Issued: Thursday, 2 June, 2022 |
Last Revision: Thursday, 2 June, 2022 |
Vendor: |
Product: |
Severity Level: |
Mozilla has released critical security updates for Firefox, Firefox ESR, and Thunderbird, addressing multiple vulnerabilities. Most severe of discovered vulnerabilities could allow remote code execution on successful exploitation.
Other discovered vulnerabilities, may allow attacker to install applications, edit or delete data, or create new accounts with full user rights.
There are currently no report of exploitation of these vulnerabilities.
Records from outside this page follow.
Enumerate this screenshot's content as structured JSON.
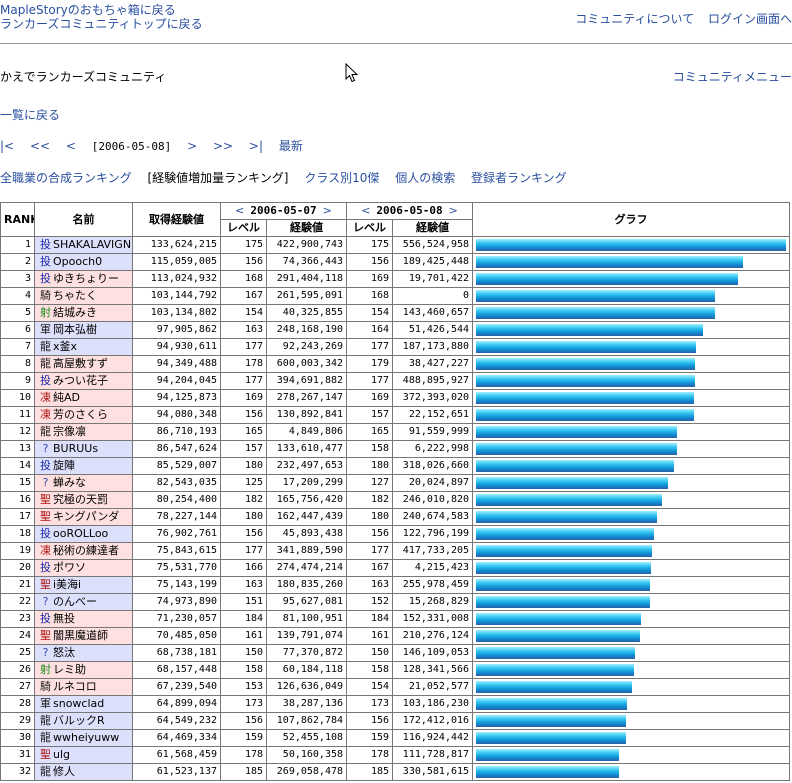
{
  "header": {
    "back_links": [
      "MapleStoryのおもちゃ箱に戻る",
      "ランカーズコミュニティトップに戻る"
    ],
    "right_links": [
      "コミュニティについて",
      "ログイン画面へ"
    ]
  },
  "community_title": "かえでランカーズコミュニティ",
  "community_menu": "コミュニティメニュー",
  "back_to_list": "一覧に戻る",
  "date_nav": {
    "first": "|<",
    "prev_far": "<<",
    "prev": "<",
    "current": "[2006-05-08]",
    "next": ">",
    "next_far": ">>",
    "last": ">|",
    "latest": "最新"
  },
  "ranking_links": [
    {
      "label": "全職業の合成ランキング",
      "current": false
    },
    {
      "label": "[経験値増加量ランキング]",
      "current": true
    },
    {
      "label": "クラス別10傑",
      "current": false
    },
    {
      "label": "個人の検索",
      "current": false
    },
    {
      "label": "登録者ランキング",
      "current": false
    }
  ],
  "table": {
    "headers": {
      "rank": "RANK",
      "name": "名前",
      "gain": "取得経験値",
      "date1": "2006-05-07",
      "date2": "2006-05-08",
      "level": "レベル",
      "exp": "経験値",
      "graph": "グラフ",
      "prev_arrow": "<",
      "next_arrow": ">"
    },
    "max_gain": 133624215,
    "rows": [
      {
        "rank": "1",
        "job": "投",
        "name": "SHAKALAVIGNE",
        "gain": "133,624,215",
        "lv1": "175",
        "exp1": "422,900,743",
        "lv2": "175",
        "exp2": "556,524,958",
        "value": 133624215,
        "bg": "blue",
        "color": "#1a2aa8"
      },
      {
        "rank": "2",
        "job": "投",
        "name": "Opooch0",
        "gain": "115,059,005",
        "lv1": "156",
        "exp1": "74,366,443",
        "lv2": "156",
        "exp2": "189,425,448",
        "value": 115059005,
        "bg": "blue",
        "color": "#1a2aa8"
      },
      {
        "rank": "3",
        "job": "投",
        "name": "ゆきちょりー",
        "gain": "113,024,932",
        "lv1": "168",
        "exp1": "291,404,118",
        "lv2": "169",
        "exp2": "19,701,422",
        "value": 113024932,
        "bg": "pink",
        "color": "#1a2aa8"
      },
      {
        "rank": "4",
        "job": "騎",
        "name": "ちゃたく",
        "gain": "103,144,792",
        "lv1": "167",
        "exp1": "261,595,091",
        "lv2": "168",
        "exp2": "0",
        "value": 103144792,
        "bg": "pink",
        "color": "#222222"
      },
      {
        "rank": "5",
        "job": "射",
        "name": "結城みき",
        "gain": "103,134,802",
        "lv1": "154",
        "exp1": "40,325,855",
        "lv2": "154",
        "exp2": "143,460,657",
        "value": 103134802,
        "bg": "pink",
        "color": "#1b8a1b"
      },
      {
        "rank": "6",
        "job": "軍",
        "name": "岡本弘樹",
        "gain": "97,905,862",
        "lv1": "163",
        "exp1": "248,168,190",
        "lv2": "164",
        "exp2": "51,426,544",
        "value": 97905862,
        "bg": "blue",
        "color": "#222222"
      },
      {
        "rank": "7",
        "job": "龍",
        "name": "x釜x",
        "gain": "94,930,611",
        "lv1": "177",
        "exp1": "92,243,269",
        "lv2": "177",
        "exp2": "187,173,880",
        "value": 94930611,
        "bg": "blue",
        "color": "#222222"
      },
      {
        "rank": "8",
        "job": "龍",
        "name": "高屋敷すず",
        "gain": "94,349,488",
        "lv1": "178",
        "exp1": "600,003,342",
        "lv2": "179",
        "exp2": "38,427,227",
        "value": 94349488,
        "bg": "pink",
        "color": "#222222"
      },
      {
        "rank": "9",
        "job": "投",
        "name": "みつい花子",
        "gain": "94,204,045",
        "lv1": "177",
        "exp1": "394,691,882",
        "lv2": "177",
        "exp2": "488,895,927",
        "value": 94204045,
        "bg": "pink",
        "color": "#1a2aa8"
      },
      {
        "rank": "10",
        "job": "凍",
        "name": "純AD",
        "gain": "94,125,873",
        "lv1": "169",
        "exp1": "278,267,147",
        "lv2": "169",
        "exp2": "372,393,020",
        "value": 94125873,
        "bg": "pink",
        "color": "#b01818"
      },
      {
        "rank": "11",
        "job": "凍",
        "name": "芳のさくら",
        "gain": "94,080,348",
        "lv1": "156",
        "exp1": "130,892,841",
        "lv2": "157",
        "exp2": "22,152,651",
        "value": 94080348,
        "bg": "pink",
        "color": "#b01818"
      },
      {
        "rank": "12",
        "job": "龍",
        "name": "宗像凛",
        "gain": "86,710,193",
        "lv1": "165",
        "exp1": "4,849,806",
        "lv2": "165",
        "exp2": "91,559,999",
        "value": 86710193,
        "bg": "pink",
        "color": "#222222"
      },
      {
        "rank": "13",
        "job": "?",
        "name": "BURUUs",
        "gain": "86,547,624",
        "lv1": "157",
        "exp1": "133,610,477",
        "lv2": "158",
        "exp2": "6,222,998",
        "value": 86547624,
        "bg": "blue",
        "color": "#3a4ab0"
      },
      {
        "rank": "14",
        "job": "投",
        "name": "旋陣",
        "gain": "85,529,007",
        "lv1": "180",
        "exp1": "232,497,653",
        "lv2": "180",
        "exp2": "318,026,660",
        "value": 85529007,
        "bg": "blue",
        "color": "#1a2aa8"
      },
      {
        "rank": "15",
        "job": "?",
        "name": "蝉みな",
        "gain": "82,543,035",
        "lv1": "125",
        "exp1": "17,209,299",
        "lv2": "127",
        "exp2": "20,024,897",
        "value": 82543035,
        "bg": "pink",
        "color": "#3a4ab0"
      },
      {
        "rank": "16",
        "job": "聖",
        "name": "究極の天罰",
        "gain": "80,254,400",
        "lv1": "182",
        "exp1": "165,756,420",
        "lv2": "182",
        "exp2": "246,010,820",
        "value": 80254400,
        "bg": "pink",
        "color": "#b01818"
      },
      {
        "rank": "17",
        "job": "聖",
        "name": "キングパンダ",
        "gain": "78,227,144",
        "lv1": "180",
        "exp1": "162,447,439",
        "lv2": "180",
        "exp2": "240,674,583",
        "value": 78227144,
        "bg": "pink",
        "color": "#b01818"
      },
      {
        "rank": "18",
        "job": "投",
        "name": "ooROLLoo",
        "gain": "76,902,761",
        "lv1": "156",
        "exp1": "45,893,438",
        "lv2": "156",
        "exp2": "122,796,199",
        "value": 76902761,
        "bg": "blue",
        "color": "#1a2aa8"
      },
      {
        "rank": "19",
        "job": "凍",
        "name": "秘術の練達者",
        "gain": "75,843,615",
        "lv1": "177",
        "exp1": "341,889,590",
        "lv2": "177",
        "exp2": "417,733,205",
        "value": 75843615,
        "bg": "pink",
        "color": "#b01818"
      },
      {
        "rank": "20",
        "job": "投",
        "name": "ポワソ",
        "gain": "75,531,770",
        "lv1": "166",
        "exp1": "274,474,214",
        "lv2": "167",
        "exp2": "4,215,423",
        "value": 75531770,
        "bg": "pink",
        "color": "#1a2aa8"
      },
      {
        "rank": "21",
        "job": "聖",
        "name": "i美海i",
        "gain": "75,143,199",
        "lv1": "163",
        "exp1": "180,835,260",
        "lv2": "163",
        "exp2": "255,978,459",
        "value": 75143199,
        "bg": "blue",
        "color": "#b01818"
      },
      {
        "rank": "22",
        "job": "?",
        "name": "のんべー",
        "gain": "74,973,890",
        "lv1": "151",
        "exp1": "95,627,081",
        "lv2": "152",
        "exp2": "15,268,829",
        "value": 74973890,
        "bg": "blue",
        "color": "#3a4ab0"
      },
      {
        "rank": "23",
        "job": "投",
        "name": "無投",
        "gain": "71,230,057",
        "lv1": "184",
        "exp1": "81,100,951",
        "lv2": "184",
        "exp2": "152,331,008",
        "value": 71230057,
        "bg": "pink",
        "color": "#1a2aa8"
      },
      {
        "rank": "24",
        "job": "聖",
        "name": "闇黒魔道師",
        "gain": "70,485,050",
        "lv1": "161",
        "exp1": "139,791,074",
        "lv2": "161",
        "exp2": "210,276,124",
        "value": 70485050,
        "bg": "pink",
        "color": "#b01818"
      },
      {
        "rank": "25",
        "job": "?",
        "name": "怒汰",
        "gain": "68,738,181",
        "lv1": "150",
        "exp1": "77,370,872",
        "lv2": "150",
        "exp2": "146,109,053",
        "value": 68738181,
        "bg": "blue",
        "color": "#3a4ab0"
      },
      {
        "rank": "26",
        "job": "射",
        "name": "レミ助",
        "gain": "68,157,448",
        "lv1": "158",
        "exp1": "60,184,118",
        "lv2": "158",
        "exp2": "128,341,566",
        "value": 68157448,
        "bg": "pink",
        "color": "#1b8a1b"
      },
      {
        "rank": "27",
        "job": "騎",
        "name": "ルネコロ",
        "gain": "67,239,540",
        "lv1": "153",
        "exp1": "126,636,049",
        "lv2": "154",
        "exp2": "21,052,577",
        "value": 67239540,
        "bg": "pink",
        "color": "#222222"
      },
      {
        "rank": "28",
        "job": "軍",
        "name": "snowclad",
        "gain": "64,899,094",
        "lv1": "173",
        "exp1": "38,287,136",
        "lv2": "173",
        "exp2": "103,186,230",
        "value": 64899094,
        "bg": "blue",
        "color": "#222222"
      },
      {
        "rank": "29",
        "job": "龍",
        "name": "バルックR",
        "gain": "64,549,232",
        "lv1": "156",
        "exp1": "107,862,784",
        "lv2": "156",
        "exp2": "172,412,016",
        "value": 64549232,
        "bg": "blue",
        "color": "#222222"
      },
      {
        "rank": "30",
        "job": "龍",
        "name": "wwheiyuww",
        "gain": "64,469,334",
        "lv1": "159",
        "exp1": "52,455,108",
        "lv2": "159",
        "exp2": "116,924,442",
        "value": 64469334,
        "bg": "blue",
        "color": "#222222"
      },
      {
        "rank": "31",
        "job": "聖",
        "name": "ulg",
        "gain": "61,568,459",
        "lv1": "178",
        "exp1": "50,160,358",
        "lv2": "178",
        "exp2": "111,728,817",
        "value": 61568459,
        "bg": "blue",
        "color": "#b01818"
      },
      {
        "rank": "32",
        "job": "龍",
        "name": "修人",
        "gain": "61,523,137",
        "lv1": "185",
        "exp1": "269,058,478",
        "lv2": "185",
        "exp2": "330,581,615",
        "value": 61523137,
        "bg": "blue",
        "color": "#222222"
      }
    ]
  }
}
CVE/Vulnerability | Description | Severity/Score |
CVE-2022-31737 | Heap buffer overflow in WebGL | High |
CVE-2022-31738 | Browser window spoof using full screen mode | High |
CVE-2022-31739 | Attacker-influenced path traversal when saving downloaded files | High |
CVE-2022-31740 | Register allocation problem in WASM on arm64 | High |
CVE-2022-31741 | Uninitialized variable leads to invalid memory read | High |
CVE-2022-31747 | Memory safety bugs | High |
CVE-2022-31748 | Memory safety bugs | High |
Table 1: Vulnerablility details
CVE/Vulnerability | Affected Product(s) | Fixed Version(s) |
CVE-2022-31737 CVE-2022-31738 CVE-2022-31739 CVE-2022-31740 CVE-2022-31741 CVE-2022-31747 CVE-2022-31748 | Mozilla Firefox versions prior to 101 Firefox ESR versions prior to 91.10 Thunderbird versions prior to 91.10 | Firefox 101 Firefox ESR 91.10 Thunderbird 91.10 |
Table 2: Vulnerable versions
Apply Mozilla's recommended upgrades to vulnerable systems as soon as possible following thorough testing.